After a threat of a serious ass whoopin' if I don't post, here it is. I went out a few weeks ago to do a little wheelin' in the mud and do some photography. I got so caught up in the mud I wasn't quite prepared with the camera but here are a few pics anyway.


















And what would a series of images be without the ass end of a coyote? Camera shy little buggers - they know you're there, know you have a camera, stop to get their picture taken but almost never turn and smile.









I've got a bunch more and have been reluctant to post as they are all just larger than the max limit here. When I get some time I'll work on resizing a few more.


----------



## James (Oct 7, 2007)

Very nice. I especially like the first one of the eagle. Great capture.


----------



## Outlaw (Sep 11, 2007)

James said:


> Very nice. I especially like the first one of the eagle. Great capture.

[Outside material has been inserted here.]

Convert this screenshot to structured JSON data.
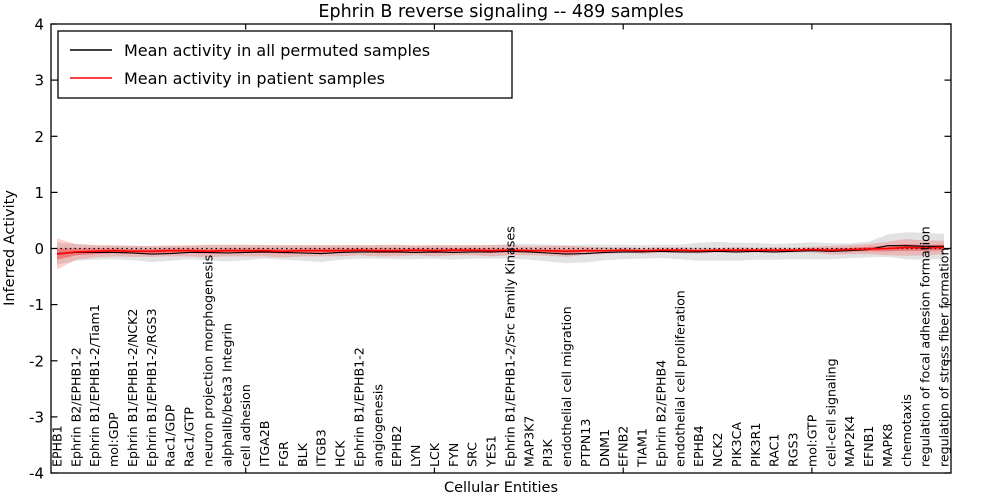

Thanks. I saw your hummer pic. Excellent shot - do you have more? I'd like to see them. I hope it's ok if I post one of my own.
Caught this little female a few years ago. There are some images of her on a nest and a other flight shots in my gallery if you are interested.


----------



## orvis1 (Sep 7, 2007)

Good stuff, keep it comming!


----------



## Greenguy88 (Sep 7, 2007)

Nice looking pics! Like the yote one.


----------



## threshershark (Sep 7, 2007)

Very cool shots all, I'll contribute one:


----------



## fixed blade XC-3 (Sep 11, 2007)

very cool pics guys, love em.


----------



## JAT83 (Sep 9, 2007)

Great pics!!!


----------